Dana blew a breath and shrugged. “Try ‘Will’”
Al laughed loudly. “Right! Good one.”
Seeing Dana becoming too comfortable with her masseuse, Will signaled for Louis to intervene. “Sir, sorry to interrupt.” He directed at Al. “Ms. Sander’s escort is departing. Please excuse her.”
Al placed Dana’s feet on the floor and offered her his hand. Dana slipped into her shoes, and stood straightening her dress. “It was a pleasure to meet you, Dana. Give Mr…” he caught himself. “Give Will my best. Goodnight.” He left with a nod.
Louis breathed a sigh of relief and said lowly when Al was out of earshot. “Please be careful, Dana.”
“Why? Al is a nice guy.
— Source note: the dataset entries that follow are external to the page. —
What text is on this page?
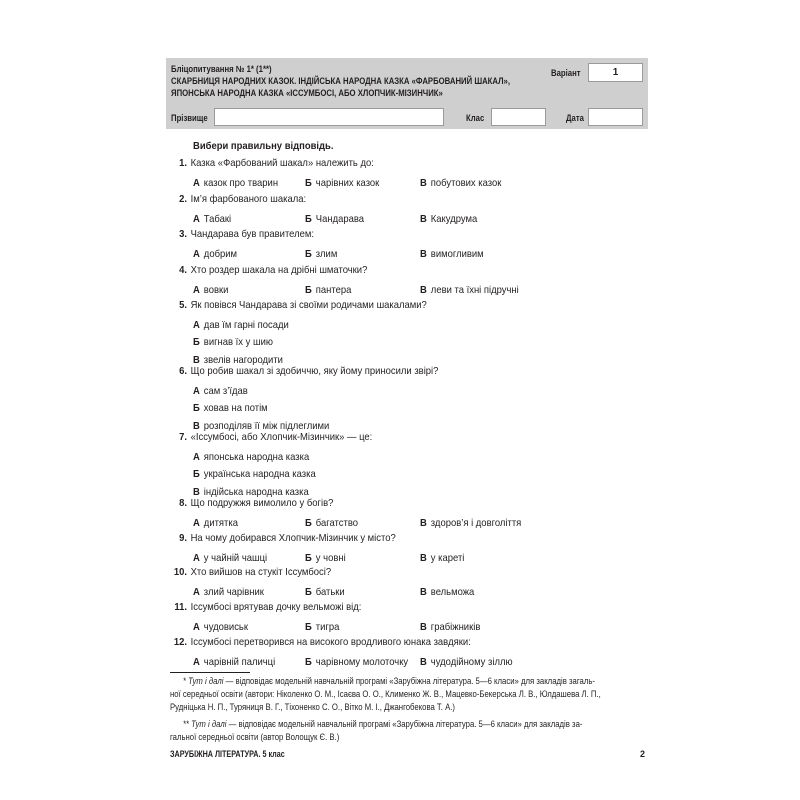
Бліцопитування № 1* (1**)
СКАРБНИЦЯ НАРОДНИХ КАЗОК. ІНДІЙСЬКА НАРОДНА КАЗКА «ФАРБОВАНИЙ ШАКАЛ»,
ЯПОНСЬКА НАРОДНА КАЗКА «ІССУМБОСІ, АБО ХЛОПЧИК-МІЗИНЧИК»
Варіант	1
Прізвище	Клас	Дата
Вибери правильну відповідь.
1. Казка «Фарбований шакал» належить до:
А казок про тварин	Б чарівних казок	В побутових казок
2. Ім’я фарбованого шакала:
А Табакі	Б Чандарава	В Какудрума
3. Чандарава був правителем:
А добрим	Б злим	В вимогливим
4. Хто роздер шакала на дрібні шматочки?
А вовки	Б пантера	В леви та їхні підручні
5. Як повівся Чандарава зі своїми родичами шакалами?
А дав їм гарні посади
Б вигнав їх у шию
В звелів нагородити
6. Що робив шакал зі здобиччю, яку йому приносили звірі?
А сам з’їдав
Б ховав на потім
В розподіляв її між підлеглими
7. «Іссумбосі, або Хлопчик-Мізинчик» — це:
А японська народна казка
Б українська народна казка
В індійська народна казка
8. Що подружжя вимолило у богів?
А дитятка	Б багатство	В здоров’я і довголіття
9. На чому добирався Хлопчик-Мізинчик у місто?
А у чайній чашці	Б у човні	В у кареті
10. Хто вийшов на стукіт Іссумбосі?
А злий чарівник	Б батьки	В вельможа
11. Іссумбосі врятував дочку вельможі від:
А чудовиськ	Б тигра	В грабіжників
12. Іссумбосі перетворився на високого вродливого юнака завдяки:
А чарівній паличці	Б чарівному молоточку В чудодійному зіллю
* Тут і далі — відповідає модельній навчальній програмі «Зарубіжна література. 5—6 класи» для закладів загаль-
ної середньої освіти (автори: Ніколенко О. М., Ісаєва О. О., Клименко Ж. В., Мацевко-Бекерська Л. В., Юлдашева Л. П.,
Рудніцька Н. П., Туряниця В. Г., Тіхоненко С. О., Вітко М. І., Джангобекова Т. А.)
** Тут і далі — відповідає модельній навчальній програмі «Зарубіжна література. 5—6 класи» для закладів за-
гальної середньої освіти (автор Волощук Є. В.)
ЗАРУБІЖНА ЛІТЕРАТУРА. 5 клас	2
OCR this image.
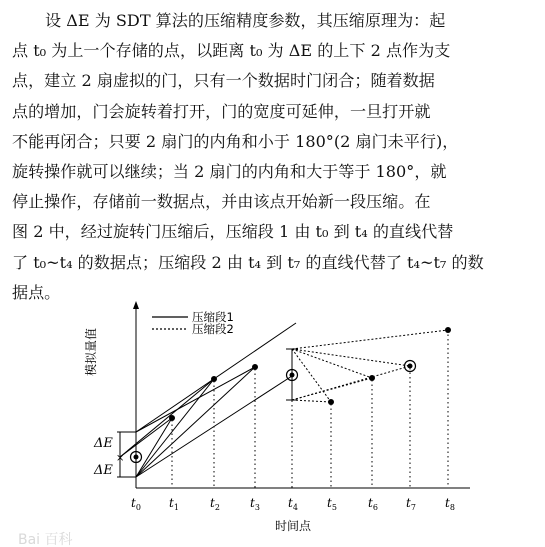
设 ΔE 为 SDT 算法的压缩精度参数，其压缩原理为：起

点 t₀ 为上一个存储的点，以距离 t₀ 为 ΔE 的上下 2 点作为支

点，建立 2 扇虚拟的门，只有一个数据时门闭合；随着数据

点的增加，门会旋转着打开，门的宽度可延伸，一旦打开就

不能再闭合；只要 2 扇门的内角和小于 180°(2 扇门未平行)，

旋转操作就可以继续；当 2 扇门的内角和大于等于 180°，就

停止操作，存储前一数据点，并由该点开始新一段压缩。在

图 2 中，经过旋转门压缩后，压缩段 1 由 t₀ 到 t₄ 的直线代替

了 t₀~t₄ 的数据点；压缩段 2 由 t₄ 到 t₇ 的直线代替了 t₄~t₇ 的数

据点。

压缩段1
压缩段2
×
ΔE
ΔE
模拟量值
$t_0$ $t_1$	$t_2$	$t_3$ $t_4$ $t_5$	$t_6$ $t_7$ $t_8$
时间点
Bai 百科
Ouch,” she streaked softly; Louis took her by the arm and led her towards Will.
“You really are clueless. That ‘nice guy’ rubbing your feet was Albert Von Thurn Und Taxis.”
“Who!?” Dana was utterly bemused.
“Never mind…just be careful how you talk to people. And don’t act so...”
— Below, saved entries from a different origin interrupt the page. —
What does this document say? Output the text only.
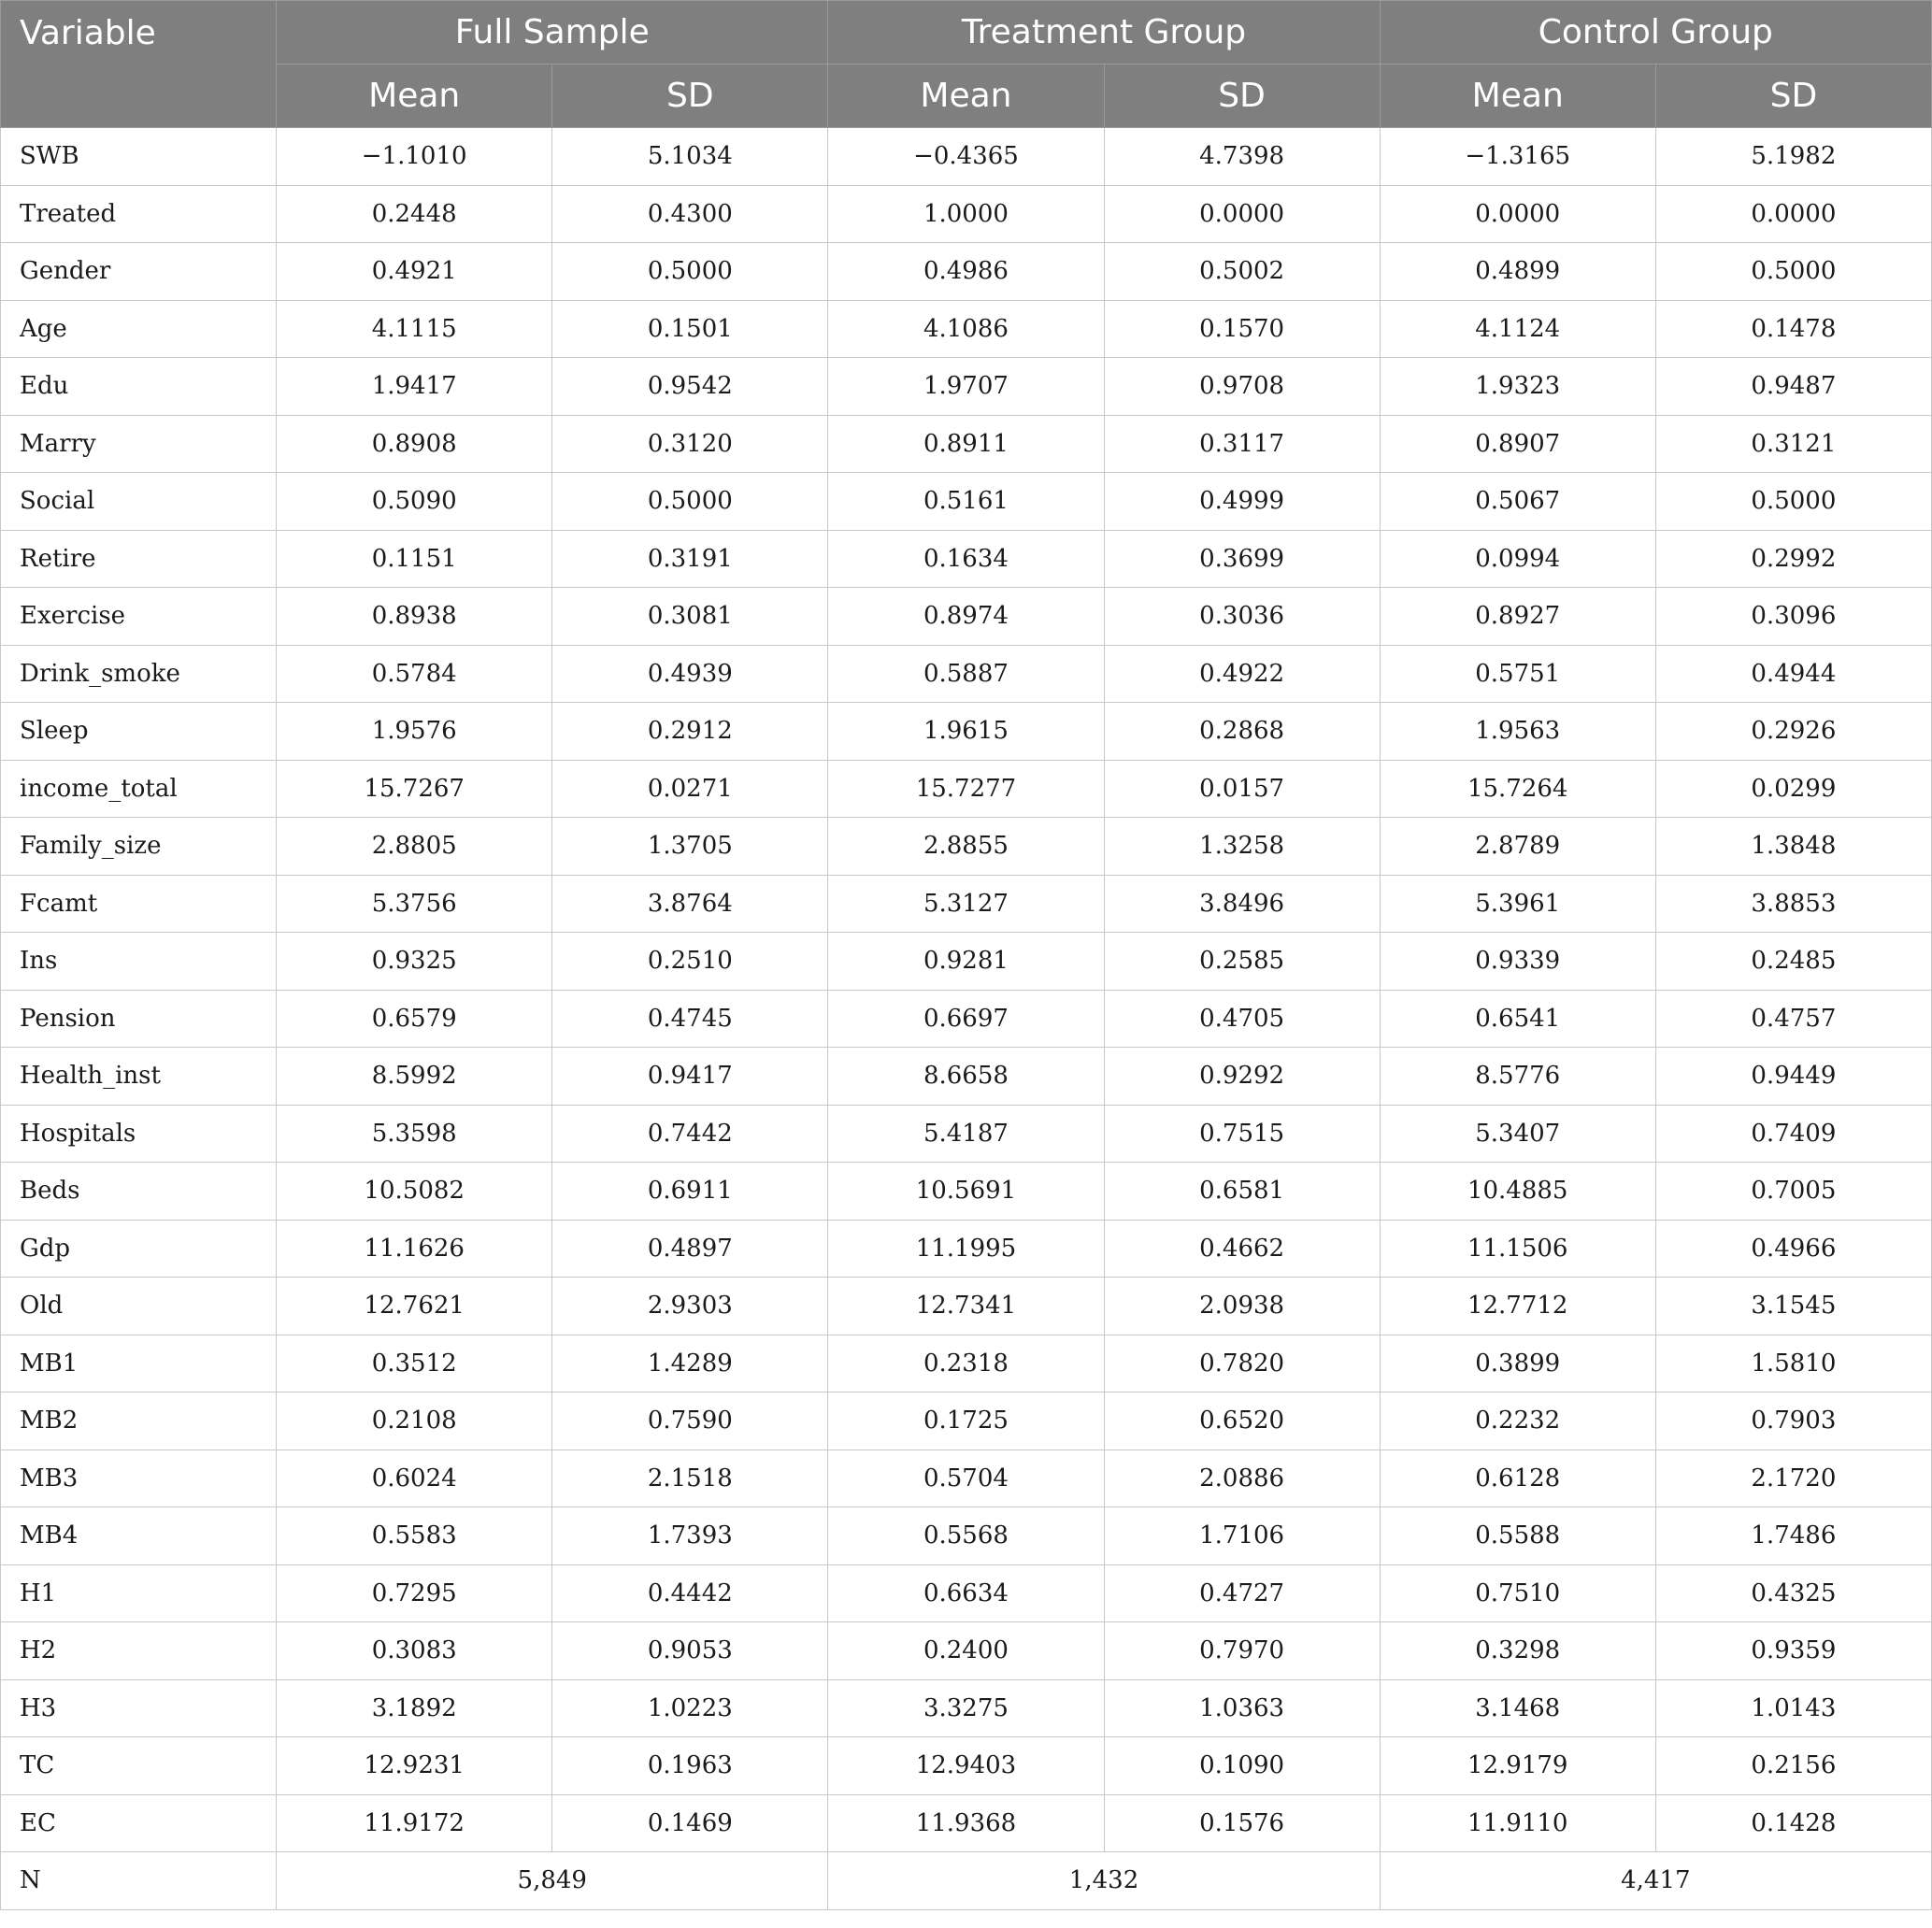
Variable	Full Sample		Treatment Group		Control Group	
	Mean	SD	Mean	SD	Mean	SD
SWB	−1.1010	5.1034	−0.4365	4.7398	−1.3165	5.1982
Treated	0.2448	0.4300	1.0000	0.0000	0.0000	0.0000
Gender	0.4921	0.5000	0.4986	0.5002	0.4899	0.5000
Age	4.1115	0.1501	4.1086	0.1570	4.1124	0.1478
Edu	1.9417	0.9542	1.9707	0.9708	1.9323	0.9487
Marry	0.8908	0.3120	0.8911	0.3117	0.8907	0.3121
Social	0.5090	0.5000	0.5161	0.4999	0.5067	0.5000
Retire	0.1151	0.3191	0.1634	0.3699	0.0994	0.2992
Exercise	0.8938	0.3081	0.8974	0.3036	0.8927	0.3096
Drink_smoke	0.5784	0.4939	0.5887	0.4922	0.5751	0.4944
Sleep	1.9576	0.2912	1.9615	0.2868	1.9563	0.2926
income_total	15.7267	0.0271	15.7277	0.0157	15.7264	0.0299
Family_size	2.8805	1.3705	2.8855	1.3258	2.8789	1.3848
Fcamt	5.3756	3.8764	5.3127	3.8496	5.3961	3.8853
Ins	0.9325	0.2510	0.9281	0.2585	0.9339	0.2485
Pension	0.6579	0.4745	0.6697	0.4705	0.6541	0.4757
Health_inst	8.5992	0.9417	8.6658	0.9292	8.5776	0.9449
Hospitals	5.3598	0.7442	5.4187	0.7515	5.3407	0.7409
Beds	10.5082	0.6911	10.5691	0.6581	10.4885	0.7005
Gdp	11.1626	0.4897	11.1995	0.4662	11.1506	0.4966
Old	12.7621	2.9303	12.7341	2.0938	12.7712	3.1545
MB1	0.3512	1.4289	0.2318	0.7820	0.3899	1.5810
MB2	0.2108	0.7590	0.1725	0.6520	0.2232	0.7903
MB3	0.6024	2.1518	0.5704	2.0886	0.6128	2.1720
MB4	0.5583	1.7393	0.5568	1.7106	0.5588	1.7486
H1	0.7295	0.4442	0.6634	0.4727	0.7510	0.4325
H2	0.3083	0.9053	0.2400	0.7970	0.3298	0.9359
H3	3.1892	1.0223	3.3275	1.0363	3.1468	1.0143
TC	12.9231	0.1963	12.9403	0.1090	12.9179	0.2156
EC	11.9172	0.1469	11.9368	0.1576	11.9110	0.1428
N	5,849		1,432		4,417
“What?” Dana yanked her arm away. “Don’t act so common?”
Louis looked at Dana warily. “I was going to say, don’t act so familiar with people you don’t know.”
“I can’t be anyone but who I am.”
Louis took Dana’s arm again, drew her close people like a hostage, and weaved through the throngs of people. “That’s why you must treat everyone with cold civility until you’ve been properly introduced.”
It was just Al! Dana thought to herself, even the voice in her head was slurring its words.
Will and other guests waited in the foyer for their coats and cars to be brought around. May, obviously seeking more of Will’s attention, stood near the door wishing visitors farewell, ensuring they paid homage to the rock on her hand. Will despised her type; always plotting and planning—and scheming and gossiping. And Dana’s name had been rolling off of her tongue all evening; Dana the unfit, ill educated, connectionless, social climber. Even perched at the door, she and her harem continued their merciless attacks. Will listened unmoved; he saw no benefit in causing an unnecessary scene with people beneath him—that was until he realized Dana was three feet away, hearing every derogatory statement being spoken about her, and witnessing Will allowing it to continue, not speaking a word in her defense or putting it to an end. Will turned to Dana, standing chillingly still. The pangs of guilt gripped him. May and her friends chuckled, amused with themselves and Dana’s undoing.
“Dana.” He said quietly.
Dana didn’t answer. It was her sad, defeated, tearstained face that spoke to him far more than her words could ever have done. She didn’t look like the infuriated women who stormed out of the restaurant. She looked like a humiliated young girl who’d been betrayed, used, and bullied into tears by the man meant to care for her—and he realized he was her bully; he’d made her cry. He’d subjected her to unnecessary ridicule and mockery to prove a point. He’d hurt her. He knew he had done wrong…he knew Dana wanted to die.
Will took Dana’s coat from the attendant and wrapped it around her shoulders. He brought her limp hand to his lips, which sent more tears streaming down her cheeks. “I’m sorry.” Will said under his breath. “I’ve been unkind.”
Dana blinked, her soft brown eyes swimming in unshed tears, her chest hollowed of all feeling save disappointment. “I want to leave.” She mouthed, unable to say the words aloud for fear she’d break.
They returned to the hotel and went to their separate rooms with scarcely a word spoken between them.